In Deutschland werden immer wieder junge Frauen von ihren Eltern gegen ihren Willen verheiratet. Mit psychischem Druck und oftmals mit brutaler körperlicher Gewalt wird das Arrangement, das aus Gründen der Ehre, der Tradition oder auch aus materiellen Gründen geschlossen worden ist, durchgesetzt. Außer der Angst vor Rache und Gewalt führen auch die Unkenntnis des geltenden Rechts, ein unsicherer Aufenthaltsstatus, fehlende Sprachkenntnisse und mangelnde eigene materielle Absicherung dazu, dass sich viele Opfer nicht wehren, keinen Schutz suchen und keine Hilfe einfordern.
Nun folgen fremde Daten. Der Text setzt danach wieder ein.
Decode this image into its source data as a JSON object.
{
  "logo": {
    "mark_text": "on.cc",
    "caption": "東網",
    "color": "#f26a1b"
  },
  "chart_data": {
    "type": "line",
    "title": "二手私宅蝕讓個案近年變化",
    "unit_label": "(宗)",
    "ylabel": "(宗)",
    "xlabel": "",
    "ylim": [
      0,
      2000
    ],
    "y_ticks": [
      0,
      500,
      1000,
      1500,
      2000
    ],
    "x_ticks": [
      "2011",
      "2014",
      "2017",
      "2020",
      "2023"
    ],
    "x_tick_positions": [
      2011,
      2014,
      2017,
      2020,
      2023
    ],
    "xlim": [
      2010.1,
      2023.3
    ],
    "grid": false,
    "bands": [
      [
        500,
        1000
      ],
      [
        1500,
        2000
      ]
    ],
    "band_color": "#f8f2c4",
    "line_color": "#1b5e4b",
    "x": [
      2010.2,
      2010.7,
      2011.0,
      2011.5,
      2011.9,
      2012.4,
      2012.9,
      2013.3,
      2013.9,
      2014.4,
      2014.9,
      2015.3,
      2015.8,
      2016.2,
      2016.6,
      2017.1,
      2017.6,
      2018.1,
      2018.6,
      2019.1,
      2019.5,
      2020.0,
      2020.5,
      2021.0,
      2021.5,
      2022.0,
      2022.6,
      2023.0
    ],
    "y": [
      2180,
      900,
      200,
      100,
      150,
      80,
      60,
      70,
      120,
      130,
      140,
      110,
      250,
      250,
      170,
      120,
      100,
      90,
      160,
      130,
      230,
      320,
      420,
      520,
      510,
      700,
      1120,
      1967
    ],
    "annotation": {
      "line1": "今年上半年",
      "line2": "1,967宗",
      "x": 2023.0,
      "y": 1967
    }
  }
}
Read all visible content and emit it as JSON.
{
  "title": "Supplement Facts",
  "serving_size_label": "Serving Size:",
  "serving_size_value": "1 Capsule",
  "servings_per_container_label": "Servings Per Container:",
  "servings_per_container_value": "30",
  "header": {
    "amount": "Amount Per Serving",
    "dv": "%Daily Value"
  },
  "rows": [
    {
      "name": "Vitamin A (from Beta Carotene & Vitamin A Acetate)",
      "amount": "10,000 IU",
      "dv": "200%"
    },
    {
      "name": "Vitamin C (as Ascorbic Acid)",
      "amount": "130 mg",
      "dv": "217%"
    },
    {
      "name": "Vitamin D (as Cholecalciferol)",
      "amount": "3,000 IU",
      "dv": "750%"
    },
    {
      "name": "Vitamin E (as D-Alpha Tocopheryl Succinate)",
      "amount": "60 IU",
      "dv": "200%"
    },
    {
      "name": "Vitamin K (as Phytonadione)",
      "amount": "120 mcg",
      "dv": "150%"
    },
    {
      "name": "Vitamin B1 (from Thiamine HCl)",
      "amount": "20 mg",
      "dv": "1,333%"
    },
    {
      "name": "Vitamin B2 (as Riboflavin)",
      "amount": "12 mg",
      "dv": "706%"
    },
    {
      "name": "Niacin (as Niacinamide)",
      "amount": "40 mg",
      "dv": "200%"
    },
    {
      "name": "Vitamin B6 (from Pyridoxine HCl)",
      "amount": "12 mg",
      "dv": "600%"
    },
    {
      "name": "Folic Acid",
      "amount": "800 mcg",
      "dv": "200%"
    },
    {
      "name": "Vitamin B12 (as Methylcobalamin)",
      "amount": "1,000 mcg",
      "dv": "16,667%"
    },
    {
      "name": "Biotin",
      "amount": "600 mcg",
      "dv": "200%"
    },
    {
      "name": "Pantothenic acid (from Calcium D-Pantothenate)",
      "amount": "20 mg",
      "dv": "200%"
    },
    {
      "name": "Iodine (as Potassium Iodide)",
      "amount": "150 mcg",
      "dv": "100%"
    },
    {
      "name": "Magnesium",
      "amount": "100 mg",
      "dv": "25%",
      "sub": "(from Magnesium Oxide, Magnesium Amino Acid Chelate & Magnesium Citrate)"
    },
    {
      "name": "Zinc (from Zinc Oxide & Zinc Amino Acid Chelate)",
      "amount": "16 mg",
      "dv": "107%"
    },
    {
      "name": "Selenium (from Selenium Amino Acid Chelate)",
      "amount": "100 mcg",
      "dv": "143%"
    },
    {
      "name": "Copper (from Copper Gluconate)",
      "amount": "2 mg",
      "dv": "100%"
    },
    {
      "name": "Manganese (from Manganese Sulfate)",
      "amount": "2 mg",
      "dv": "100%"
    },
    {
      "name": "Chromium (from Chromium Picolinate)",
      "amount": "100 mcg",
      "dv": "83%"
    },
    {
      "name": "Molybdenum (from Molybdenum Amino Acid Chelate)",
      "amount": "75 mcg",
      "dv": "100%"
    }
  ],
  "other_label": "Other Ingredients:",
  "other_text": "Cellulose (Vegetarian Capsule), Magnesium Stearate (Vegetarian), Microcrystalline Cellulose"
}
Es gibt in der Bundesrepublik keine gesicherten Daten über das Ausmaß der Zwangsverheiratungen. Der Berliner Senat hat auf eine Kleine Anfrage der GRÜNEN im Abgeordnetenhaus erklärt, allein in Berlin seien im Jahr 2002 ca. 230 Zwangsverheiratungen aktenkundig geworden. Auch wenn es nur wenige verlässliche Zahlen gibt, ist davon auszugehen, dass in Deutschland mindestens mehrere Tausend Opfer von Zwangsverheiratungen leben. Seit kurzem gibt es einige Ansätze, diese Verbrechen zu bekämpfen und künftig zu verhindern.
Im Juli 2003 hat die GRÜNE Bundestagsfraktion eine Anhörung durchgeführt. Dieses Fachgespräch mit mehreren VertreterInnen von Hilfseinrichtungen, Universitäten und Jugendämtern war ein erster Schritt, die Problematik der Zwangsheirat verstärkt ins gesellschaftliche Bewusstsein zu rücken. Ende 2004 hat Baden-Württemberg dann den Entwurf eines Zwangsheirats-Bekämpfungsgesetzes in den Bundesrat eingebracht, um Zwangsehen in Deutschland zu verhindern. Als Reaktion auf diese Initiative konnten sich BÜNDNIS 90/DIE GRÜNEN in der rot-grünen Bundesregierung mit der Forderung durchsetzen, einen eigenen Straftatbestand einzuführen. Um Zwangsehen gesellschaftlich zu ächten und das Unrechtsbewusstsein der unmittelbar beteiligten Verwandten zu stärken, wurde Zwangsverheiratung als besonders schwerer Fall der Nötigung mit einer Freiheitsstrafe bis zu fünf Jahren in das Strafgesetzbuch aufgenommen.
Neben dieser staatlichen Handlungsebene ist es aber vor allem notwendig, breitere Bevölkerungskreise zu informieren und zu sensibilisieren. Seit dem 25. November 2004 führt die Frauenrechtsorganisation TERRE DES FEMMES (TdF) die Kampagne "Nein zu Verbrechen im Namen der Ehre" durch. Bereits 2002 hatte TdF auf das Problem der Zwangsverheiratungen hingewiesen. Ausführliche Informationen gibt es im Internet unter www.frauenrechte.de. Zur Bekämpfung der Zwangsverheiratungen in Deutschland sind umfangreiche Aufklärungs- und Informationskampagnen und vor allem eine neue Migrationspolitik erforderlich, die eine dauerhafte und gleichberechtigte Integration ermöglicht, erleichtert und fördert.